Bad Behavior Brings Good Results

Michael Shank, Marwan Kabalan
Content Type
Policy Brief
Foreign Policy In Focus
House Speaker Nancy Pelosi (D-CA) apparently has a penchant for badness. For visiting Syria, the Speaker received a harsh reprimand by Vice President Dick Cheney who thought it “bad behavior.” Though the Speaker remained relatively un-phased by the scolding, Cheney made his point. The warning contained a deeper meaning—one that the Speaker understood immediately and that may explain why she passed on House Foreign Affairs Committee chairman Tom Lantos' (D-CA) recommendation to do the same with Iran. Take a closer look at Cheney's criticism and two questions arise. Does bad behavior connote an undermining of U.S. foreign policy, i.e. that U.S. officials should not engage in direct dialogue with adversaries?
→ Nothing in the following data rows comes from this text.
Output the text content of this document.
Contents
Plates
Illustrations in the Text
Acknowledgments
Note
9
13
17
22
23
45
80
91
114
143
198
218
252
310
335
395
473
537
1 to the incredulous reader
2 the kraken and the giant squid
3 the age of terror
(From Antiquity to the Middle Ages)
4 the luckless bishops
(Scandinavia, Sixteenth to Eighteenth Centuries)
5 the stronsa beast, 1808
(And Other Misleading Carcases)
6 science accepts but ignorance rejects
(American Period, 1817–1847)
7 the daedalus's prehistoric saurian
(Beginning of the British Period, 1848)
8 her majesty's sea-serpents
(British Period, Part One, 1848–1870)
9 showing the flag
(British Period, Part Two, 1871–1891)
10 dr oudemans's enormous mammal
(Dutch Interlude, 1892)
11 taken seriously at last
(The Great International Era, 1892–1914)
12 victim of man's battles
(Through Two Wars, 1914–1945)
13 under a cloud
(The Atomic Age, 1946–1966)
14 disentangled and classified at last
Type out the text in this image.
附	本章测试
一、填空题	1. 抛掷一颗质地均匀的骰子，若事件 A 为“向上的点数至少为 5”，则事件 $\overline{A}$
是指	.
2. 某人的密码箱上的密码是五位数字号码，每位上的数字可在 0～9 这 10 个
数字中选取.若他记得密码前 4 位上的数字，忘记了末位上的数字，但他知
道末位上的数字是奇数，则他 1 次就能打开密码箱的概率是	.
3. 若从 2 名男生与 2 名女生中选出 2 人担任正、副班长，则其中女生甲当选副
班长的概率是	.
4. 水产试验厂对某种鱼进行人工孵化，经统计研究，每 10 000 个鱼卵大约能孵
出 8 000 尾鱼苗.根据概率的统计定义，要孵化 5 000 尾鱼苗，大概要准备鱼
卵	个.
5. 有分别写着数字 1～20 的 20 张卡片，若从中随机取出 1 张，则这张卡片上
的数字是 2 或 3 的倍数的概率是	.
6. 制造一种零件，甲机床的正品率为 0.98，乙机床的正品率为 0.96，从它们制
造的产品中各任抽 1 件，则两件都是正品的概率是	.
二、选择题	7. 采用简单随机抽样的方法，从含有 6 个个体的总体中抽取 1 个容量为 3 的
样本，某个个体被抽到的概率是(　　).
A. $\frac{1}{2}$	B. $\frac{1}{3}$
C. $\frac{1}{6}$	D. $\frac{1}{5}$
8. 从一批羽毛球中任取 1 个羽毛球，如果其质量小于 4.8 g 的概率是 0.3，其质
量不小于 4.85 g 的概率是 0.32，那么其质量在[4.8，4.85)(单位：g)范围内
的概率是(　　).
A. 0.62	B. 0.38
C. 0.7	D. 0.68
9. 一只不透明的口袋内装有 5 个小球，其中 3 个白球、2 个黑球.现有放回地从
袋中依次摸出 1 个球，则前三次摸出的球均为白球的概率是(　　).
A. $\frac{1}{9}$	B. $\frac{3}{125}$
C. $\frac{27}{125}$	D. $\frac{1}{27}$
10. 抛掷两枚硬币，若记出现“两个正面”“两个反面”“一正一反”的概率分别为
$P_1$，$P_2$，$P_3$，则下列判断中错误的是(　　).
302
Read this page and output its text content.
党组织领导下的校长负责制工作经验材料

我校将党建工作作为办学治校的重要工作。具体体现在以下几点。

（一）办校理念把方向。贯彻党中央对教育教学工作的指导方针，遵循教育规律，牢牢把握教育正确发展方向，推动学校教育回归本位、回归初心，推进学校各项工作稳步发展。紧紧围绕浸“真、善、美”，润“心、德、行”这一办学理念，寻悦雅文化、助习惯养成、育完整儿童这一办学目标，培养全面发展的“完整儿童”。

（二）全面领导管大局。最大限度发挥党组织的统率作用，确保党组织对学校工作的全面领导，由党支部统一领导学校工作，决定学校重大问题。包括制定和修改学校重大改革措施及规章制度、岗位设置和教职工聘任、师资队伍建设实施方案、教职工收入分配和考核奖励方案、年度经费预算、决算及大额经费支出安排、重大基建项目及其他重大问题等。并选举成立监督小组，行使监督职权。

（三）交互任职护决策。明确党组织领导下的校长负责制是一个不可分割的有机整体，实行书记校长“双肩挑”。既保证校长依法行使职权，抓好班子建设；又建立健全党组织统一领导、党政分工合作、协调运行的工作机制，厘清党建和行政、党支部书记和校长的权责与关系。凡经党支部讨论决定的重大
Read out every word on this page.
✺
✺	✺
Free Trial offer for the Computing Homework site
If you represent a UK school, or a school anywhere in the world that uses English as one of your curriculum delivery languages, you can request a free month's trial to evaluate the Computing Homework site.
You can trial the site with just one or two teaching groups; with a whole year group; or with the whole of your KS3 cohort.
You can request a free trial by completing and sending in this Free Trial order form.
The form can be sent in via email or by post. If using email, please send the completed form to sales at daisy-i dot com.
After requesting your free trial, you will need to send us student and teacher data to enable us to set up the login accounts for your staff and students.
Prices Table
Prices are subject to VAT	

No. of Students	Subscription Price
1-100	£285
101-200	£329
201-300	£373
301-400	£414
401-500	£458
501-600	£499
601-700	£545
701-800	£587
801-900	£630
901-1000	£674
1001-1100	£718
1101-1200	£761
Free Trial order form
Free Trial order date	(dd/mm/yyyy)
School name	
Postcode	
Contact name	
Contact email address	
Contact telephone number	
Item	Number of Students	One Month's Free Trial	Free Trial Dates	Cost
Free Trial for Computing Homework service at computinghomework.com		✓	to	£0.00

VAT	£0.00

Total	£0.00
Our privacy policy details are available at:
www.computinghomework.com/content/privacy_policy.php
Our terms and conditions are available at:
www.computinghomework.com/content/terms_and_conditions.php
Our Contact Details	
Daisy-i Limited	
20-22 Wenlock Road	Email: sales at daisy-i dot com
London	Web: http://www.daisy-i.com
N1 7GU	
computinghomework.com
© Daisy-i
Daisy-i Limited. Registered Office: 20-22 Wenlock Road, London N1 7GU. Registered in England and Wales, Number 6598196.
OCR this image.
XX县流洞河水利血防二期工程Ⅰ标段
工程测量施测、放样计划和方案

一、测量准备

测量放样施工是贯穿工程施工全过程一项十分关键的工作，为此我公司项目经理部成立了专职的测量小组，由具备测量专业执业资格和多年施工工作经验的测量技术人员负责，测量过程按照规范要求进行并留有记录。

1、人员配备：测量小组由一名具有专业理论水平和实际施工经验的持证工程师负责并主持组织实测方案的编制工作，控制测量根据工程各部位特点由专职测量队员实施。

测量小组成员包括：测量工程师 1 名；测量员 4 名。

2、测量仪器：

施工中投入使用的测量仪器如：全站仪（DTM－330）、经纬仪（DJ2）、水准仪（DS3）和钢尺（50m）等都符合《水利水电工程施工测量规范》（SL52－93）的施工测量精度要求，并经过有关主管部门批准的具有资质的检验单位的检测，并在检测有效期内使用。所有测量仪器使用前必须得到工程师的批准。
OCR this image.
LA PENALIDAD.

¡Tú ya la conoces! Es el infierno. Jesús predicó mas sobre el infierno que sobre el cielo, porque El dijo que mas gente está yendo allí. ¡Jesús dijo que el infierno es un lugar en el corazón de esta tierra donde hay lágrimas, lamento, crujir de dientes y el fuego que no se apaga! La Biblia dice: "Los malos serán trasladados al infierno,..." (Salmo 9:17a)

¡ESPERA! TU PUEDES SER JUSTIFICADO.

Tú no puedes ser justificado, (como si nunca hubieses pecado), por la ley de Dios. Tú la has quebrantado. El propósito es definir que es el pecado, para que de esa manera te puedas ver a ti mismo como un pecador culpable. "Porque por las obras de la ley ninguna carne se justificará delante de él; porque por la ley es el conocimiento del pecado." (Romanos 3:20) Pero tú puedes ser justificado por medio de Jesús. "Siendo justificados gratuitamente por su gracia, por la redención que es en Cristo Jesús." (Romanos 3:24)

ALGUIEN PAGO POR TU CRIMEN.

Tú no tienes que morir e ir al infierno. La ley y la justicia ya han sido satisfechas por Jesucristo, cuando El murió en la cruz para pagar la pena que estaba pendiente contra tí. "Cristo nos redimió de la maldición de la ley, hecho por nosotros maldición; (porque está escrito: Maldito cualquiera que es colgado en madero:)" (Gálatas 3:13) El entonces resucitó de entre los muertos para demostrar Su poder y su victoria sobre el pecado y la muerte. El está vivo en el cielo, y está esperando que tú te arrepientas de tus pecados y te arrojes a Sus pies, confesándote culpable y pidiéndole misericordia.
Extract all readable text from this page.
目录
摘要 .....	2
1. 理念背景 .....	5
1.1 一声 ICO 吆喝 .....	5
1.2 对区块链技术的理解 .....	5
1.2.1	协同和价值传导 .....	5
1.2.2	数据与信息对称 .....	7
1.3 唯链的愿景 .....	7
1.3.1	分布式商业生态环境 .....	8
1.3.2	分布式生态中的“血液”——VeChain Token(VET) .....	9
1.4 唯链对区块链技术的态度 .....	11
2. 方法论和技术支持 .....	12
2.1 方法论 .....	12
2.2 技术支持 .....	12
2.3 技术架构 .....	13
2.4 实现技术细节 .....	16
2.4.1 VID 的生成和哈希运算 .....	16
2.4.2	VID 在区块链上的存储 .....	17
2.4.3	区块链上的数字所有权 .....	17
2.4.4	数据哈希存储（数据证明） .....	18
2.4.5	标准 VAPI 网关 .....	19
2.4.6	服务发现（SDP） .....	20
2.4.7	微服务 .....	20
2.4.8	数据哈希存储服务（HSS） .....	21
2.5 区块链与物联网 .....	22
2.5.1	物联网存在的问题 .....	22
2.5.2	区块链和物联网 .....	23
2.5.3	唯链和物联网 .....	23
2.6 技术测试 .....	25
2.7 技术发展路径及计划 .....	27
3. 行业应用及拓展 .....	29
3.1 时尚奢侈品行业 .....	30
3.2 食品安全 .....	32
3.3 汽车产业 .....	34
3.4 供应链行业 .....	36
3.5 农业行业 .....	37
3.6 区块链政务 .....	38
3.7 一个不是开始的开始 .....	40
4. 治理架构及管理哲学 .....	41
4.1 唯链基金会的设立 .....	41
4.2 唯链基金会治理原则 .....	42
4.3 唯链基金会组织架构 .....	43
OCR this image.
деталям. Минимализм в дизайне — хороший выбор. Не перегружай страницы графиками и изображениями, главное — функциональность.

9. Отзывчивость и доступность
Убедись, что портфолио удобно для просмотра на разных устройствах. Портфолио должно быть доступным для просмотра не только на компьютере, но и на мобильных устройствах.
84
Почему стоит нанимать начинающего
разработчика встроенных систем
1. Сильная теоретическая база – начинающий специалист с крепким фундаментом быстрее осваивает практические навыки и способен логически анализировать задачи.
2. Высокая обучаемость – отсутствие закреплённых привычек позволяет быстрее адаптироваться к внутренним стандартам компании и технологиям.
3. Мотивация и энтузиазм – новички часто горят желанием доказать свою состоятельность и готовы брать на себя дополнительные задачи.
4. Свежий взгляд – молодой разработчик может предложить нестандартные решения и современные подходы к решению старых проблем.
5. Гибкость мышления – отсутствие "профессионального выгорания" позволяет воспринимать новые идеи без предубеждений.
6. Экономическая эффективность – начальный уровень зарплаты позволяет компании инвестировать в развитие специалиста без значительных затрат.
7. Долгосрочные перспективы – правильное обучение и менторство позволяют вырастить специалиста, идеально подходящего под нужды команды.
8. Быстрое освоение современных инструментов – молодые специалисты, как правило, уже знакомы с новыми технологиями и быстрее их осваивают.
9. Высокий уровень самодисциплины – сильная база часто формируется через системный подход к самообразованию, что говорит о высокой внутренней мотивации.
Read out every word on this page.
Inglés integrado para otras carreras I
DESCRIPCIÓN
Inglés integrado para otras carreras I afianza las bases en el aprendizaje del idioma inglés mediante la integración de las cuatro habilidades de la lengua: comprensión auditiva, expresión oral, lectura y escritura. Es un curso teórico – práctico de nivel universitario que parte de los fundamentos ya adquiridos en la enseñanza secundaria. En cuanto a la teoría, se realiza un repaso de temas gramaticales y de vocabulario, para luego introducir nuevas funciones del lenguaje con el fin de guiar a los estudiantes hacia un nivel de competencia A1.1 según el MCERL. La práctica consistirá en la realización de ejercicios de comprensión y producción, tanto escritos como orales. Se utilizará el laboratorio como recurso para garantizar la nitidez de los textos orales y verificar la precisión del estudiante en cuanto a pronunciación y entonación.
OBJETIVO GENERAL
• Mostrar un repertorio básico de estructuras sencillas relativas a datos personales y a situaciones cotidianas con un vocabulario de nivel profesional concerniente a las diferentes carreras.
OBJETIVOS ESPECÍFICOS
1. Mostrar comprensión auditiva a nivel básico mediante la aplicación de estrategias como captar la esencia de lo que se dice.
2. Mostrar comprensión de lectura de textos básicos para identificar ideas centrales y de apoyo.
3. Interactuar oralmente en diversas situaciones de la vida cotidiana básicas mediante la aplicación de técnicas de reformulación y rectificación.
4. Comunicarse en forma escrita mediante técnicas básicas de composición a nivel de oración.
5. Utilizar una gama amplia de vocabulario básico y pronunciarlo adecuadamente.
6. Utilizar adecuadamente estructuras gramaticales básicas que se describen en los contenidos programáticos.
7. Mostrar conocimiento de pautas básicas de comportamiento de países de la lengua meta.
Or, does bad behavior suggest that the legislative branch should not, under any circumstances, challenge the executive branch? According to Cheney, it's the latter. In a radio appearance, the veep said, “The President is the one who conducts foreign policy, not the speaker of the House.” But before examining the schism widening between legislative and executive branches on foreign policy issues, the former point—i.e. should the U.S. dialogue with adversaries—needs attention.